Des milliers de Sud-Africains sont descendus dans les rues de plusieurs grandes villes du pays ce mardi pour exiger le départ des migrants en situation irrégulière.
Face à cette mobilisation, la police a renforcé son dispositif de sécurité, tandis que des pillages et des tentatives de pillage ont été signalés à Johannesburg et à Durban.
Ces manifestations coïncident avec l’échéance du 30 juin fixée par des groupes anti-migrants pour le départ des ressortissants d’autres pays africains. Cette campagne de pression a déjà poussé de nombreux étrangers à quitter certaines zones par crainte d’intimidations et de violences.
Selon les forces de l’ordre, 25 000 personnes ont déjà été rapatriées, principalement vers des pays africains voisins.
Si les autorités ont qualifié les manifestations de globalement pacifiques, plusieurs incidents isolés ont été enregistrés à Johannesburg et à Durban.
Dans le centre-ville de Johannesburg, de nombreux commerces ont baissé le rideau, tandis que la police et les sociétés de sécurité privée ont renforcé leur présence.
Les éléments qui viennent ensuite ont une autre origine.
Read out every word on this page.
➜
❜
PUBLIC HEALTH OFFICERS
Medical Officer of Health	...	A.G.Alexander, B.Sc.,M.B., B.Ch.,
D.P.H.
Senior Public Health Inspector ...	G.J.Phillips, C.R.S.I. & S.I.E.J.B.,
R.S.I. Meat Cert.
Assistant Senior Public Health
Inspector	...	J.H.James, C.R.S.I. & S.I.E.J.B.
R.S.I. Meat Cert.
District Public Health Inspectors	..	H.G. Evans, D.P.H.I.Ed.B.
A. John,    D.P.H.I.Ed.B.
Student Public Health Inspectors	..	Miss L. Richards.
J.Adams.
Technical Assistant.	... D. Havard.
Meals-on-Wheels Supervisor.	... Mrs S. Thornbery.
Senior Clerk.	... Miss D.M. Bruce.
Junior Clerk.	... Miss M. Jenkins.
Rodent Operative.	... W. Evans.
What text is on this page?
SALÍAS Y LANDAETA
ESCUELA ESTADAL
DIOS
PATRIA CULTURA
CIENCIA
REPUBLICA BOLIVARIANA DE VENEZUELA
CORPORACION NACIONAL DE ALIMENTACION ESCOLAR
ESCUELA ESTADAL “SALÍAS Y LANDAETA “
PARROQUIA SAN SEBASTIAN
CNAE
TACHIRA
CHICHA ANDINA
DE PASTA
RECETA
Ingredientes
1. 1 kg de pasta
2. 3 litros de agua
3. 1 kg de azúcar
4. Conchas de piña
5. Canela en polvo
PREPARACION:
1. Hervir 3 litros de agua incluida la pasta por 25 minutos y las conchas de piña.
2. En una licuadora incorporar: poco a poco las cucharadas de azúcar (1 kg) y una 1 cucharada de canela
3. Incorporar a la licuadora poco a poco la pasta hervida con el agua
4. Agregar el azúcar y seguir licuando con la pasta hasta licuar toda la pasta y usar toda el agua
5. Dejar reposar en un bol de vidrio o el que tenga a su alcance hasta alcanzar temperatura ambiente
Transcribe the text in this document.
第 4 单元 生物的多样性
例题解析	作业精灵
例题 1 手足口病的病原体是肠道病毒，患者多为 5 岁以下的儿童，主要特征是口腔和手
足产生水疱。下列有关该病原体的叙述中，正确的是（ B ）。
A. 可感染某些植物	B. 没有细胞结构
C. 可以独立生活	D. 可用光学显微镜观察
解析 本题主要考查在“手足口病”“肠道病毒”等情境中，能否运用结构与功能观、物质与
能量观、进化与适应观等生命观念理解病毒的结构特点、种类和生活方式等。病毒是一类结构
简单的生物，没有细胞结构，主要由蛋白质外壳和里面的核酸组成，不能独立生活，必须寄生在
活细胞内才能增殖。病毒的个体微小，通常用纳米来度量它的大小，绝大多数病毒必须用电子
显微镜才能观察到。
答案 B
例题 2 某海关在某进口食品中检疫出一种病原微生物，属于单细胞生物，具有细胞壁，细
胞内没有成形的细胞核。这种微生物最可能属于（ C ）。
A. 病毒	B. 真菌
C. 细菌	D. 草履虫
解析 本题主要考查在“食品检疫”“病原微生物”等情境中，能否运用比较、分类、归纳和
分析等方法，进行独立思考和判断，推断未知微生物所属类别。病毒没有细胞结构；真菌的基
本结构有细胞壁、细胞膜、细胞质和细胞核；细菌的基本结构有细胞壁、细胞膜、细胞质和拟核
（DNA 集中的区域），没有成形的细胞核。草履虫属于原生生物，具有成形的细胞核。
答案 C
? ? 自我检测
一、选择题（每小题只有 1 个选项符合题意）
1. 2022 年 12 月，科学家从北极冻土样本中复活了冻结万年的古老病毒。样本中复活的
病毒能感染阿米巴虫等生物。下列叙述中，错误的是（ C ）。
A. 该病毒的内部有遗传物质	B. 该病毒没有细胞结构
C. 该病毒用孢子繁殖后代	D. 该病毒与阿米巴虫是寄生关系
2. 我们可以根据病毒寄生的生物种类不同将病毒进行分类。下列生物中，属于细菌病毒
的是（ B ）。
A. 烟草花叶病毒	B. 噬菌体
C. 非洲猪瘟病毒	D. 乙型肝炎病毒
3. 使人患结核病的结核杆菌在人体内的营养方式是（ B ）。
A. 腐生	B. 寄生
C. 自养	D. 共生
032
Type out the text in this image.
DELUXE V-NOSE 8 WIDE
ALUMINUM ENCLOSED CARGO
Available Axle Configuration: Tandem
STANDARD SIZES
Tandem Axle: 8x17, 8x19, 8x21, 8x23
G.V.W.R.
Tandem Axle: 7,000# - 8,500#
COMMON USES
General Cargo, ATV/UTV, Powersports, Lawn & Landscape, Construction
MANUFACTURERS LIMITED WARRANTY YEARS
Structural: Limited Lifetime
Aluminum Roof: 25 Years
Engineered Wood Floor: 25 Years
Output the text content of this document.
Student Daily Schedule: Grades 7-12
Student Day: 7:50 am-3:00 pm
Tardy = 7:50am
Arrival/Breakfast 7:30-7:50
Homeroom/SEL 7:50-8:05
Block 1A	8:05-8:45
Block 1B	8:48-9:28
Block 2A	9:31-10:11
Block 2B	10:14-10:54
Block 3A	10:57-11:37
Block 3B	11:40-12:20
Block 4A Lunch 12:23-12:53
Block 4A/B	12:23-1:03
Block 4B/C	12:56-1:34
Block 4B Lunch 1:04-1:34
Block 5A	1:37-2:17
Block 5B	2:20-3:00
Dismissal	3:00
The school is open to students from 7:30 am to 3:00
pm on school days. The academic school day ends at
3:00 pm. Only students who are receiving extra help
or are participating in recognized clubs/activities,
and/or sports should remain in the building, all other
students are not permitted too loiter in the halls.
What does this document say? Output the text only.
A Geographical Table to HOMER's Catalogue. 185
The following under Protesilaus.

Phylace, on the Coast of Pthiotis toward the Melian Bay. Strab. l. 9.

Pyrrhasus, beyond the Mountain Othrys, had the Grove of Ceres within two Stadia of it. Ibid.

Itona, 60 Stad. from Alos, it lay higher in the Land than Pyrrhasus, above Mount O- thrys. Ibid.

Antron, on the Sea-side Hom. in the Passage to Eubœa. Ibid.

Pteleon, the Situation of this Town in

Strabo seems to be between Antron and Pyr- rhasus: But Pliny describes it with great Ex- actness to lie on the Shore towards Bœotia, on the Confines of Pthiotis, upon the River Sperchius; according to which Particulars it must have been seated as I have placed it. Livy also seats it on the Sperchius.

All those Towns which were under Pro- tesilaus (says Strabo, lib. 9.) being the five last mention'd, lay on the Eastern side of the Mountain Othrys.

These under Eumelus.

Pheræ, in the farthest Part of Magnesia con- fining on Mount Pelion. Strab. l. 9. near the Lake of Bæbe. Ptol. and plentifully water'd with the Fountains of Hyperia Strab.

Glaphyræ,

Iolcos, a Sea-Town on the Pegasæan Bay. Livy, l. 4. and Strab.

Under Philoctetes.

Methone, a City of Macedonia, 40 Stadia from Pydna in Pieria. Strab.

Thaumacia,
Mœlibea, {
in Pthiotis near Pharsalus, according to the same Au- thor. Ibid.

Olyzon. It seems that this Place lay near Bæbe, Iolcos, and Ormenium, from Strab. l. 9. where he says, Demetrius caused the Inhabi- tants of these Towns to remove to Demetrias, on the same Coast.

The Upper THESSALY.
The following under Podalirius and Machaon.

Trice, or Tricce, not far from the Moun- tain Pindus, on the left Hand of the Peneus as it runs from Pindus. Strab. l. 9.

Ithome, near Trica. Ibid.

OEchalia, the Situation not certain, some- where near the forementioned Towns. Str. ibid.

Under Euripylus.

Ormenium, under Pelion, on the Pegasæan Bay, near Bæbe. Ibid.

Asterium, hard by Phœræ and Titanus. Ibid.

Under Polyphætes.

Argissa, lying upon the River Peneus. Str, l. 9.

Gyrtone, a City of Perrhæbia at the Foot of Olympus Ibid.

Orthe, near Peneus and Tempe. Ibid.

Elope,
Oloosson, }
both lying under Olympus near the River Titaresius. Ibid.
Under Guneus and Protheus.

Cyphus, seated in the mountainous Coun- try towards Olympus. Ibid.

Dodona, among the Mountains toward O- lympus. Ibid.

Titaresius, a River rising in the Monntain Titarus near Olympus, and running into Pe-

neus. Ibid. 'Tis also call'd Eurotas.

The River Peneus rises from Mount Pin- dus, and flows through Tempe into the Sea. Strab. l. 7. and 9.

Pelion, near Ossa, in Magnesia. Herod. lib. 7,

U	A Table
Dans le quartier de Yeoville, des manifestants ont lancé des briques et endommagé des habitations. À Soweto, cinq personnes ont été arrêtées pour le pillage présumé d’un magasin appartenant à un ressortissant étranger.
Dix autres arrestations ont été enregistrées dans la province du KwaZulu-Natal. Elles s’ajoutent à des interpellations pour agression contre un policier et pour intimidation à la suite de l’attaque d’un ressortissant étranger.
À Durban, de nombreuses entreprises du centre-ville ont également suspendu leurs activités, tandis qu’un hélicoptère de la police survolait la zone pour assurer la surveillance.
Le président Cyril Ramaphosa a rencontré lundi les dirigeants du mouvement de contestation afin d’apaiser les tensions. Le chef de l’État a appelé les manifestants au calme, tout en reconnaissant la nécessité de réformer la politique migratoire.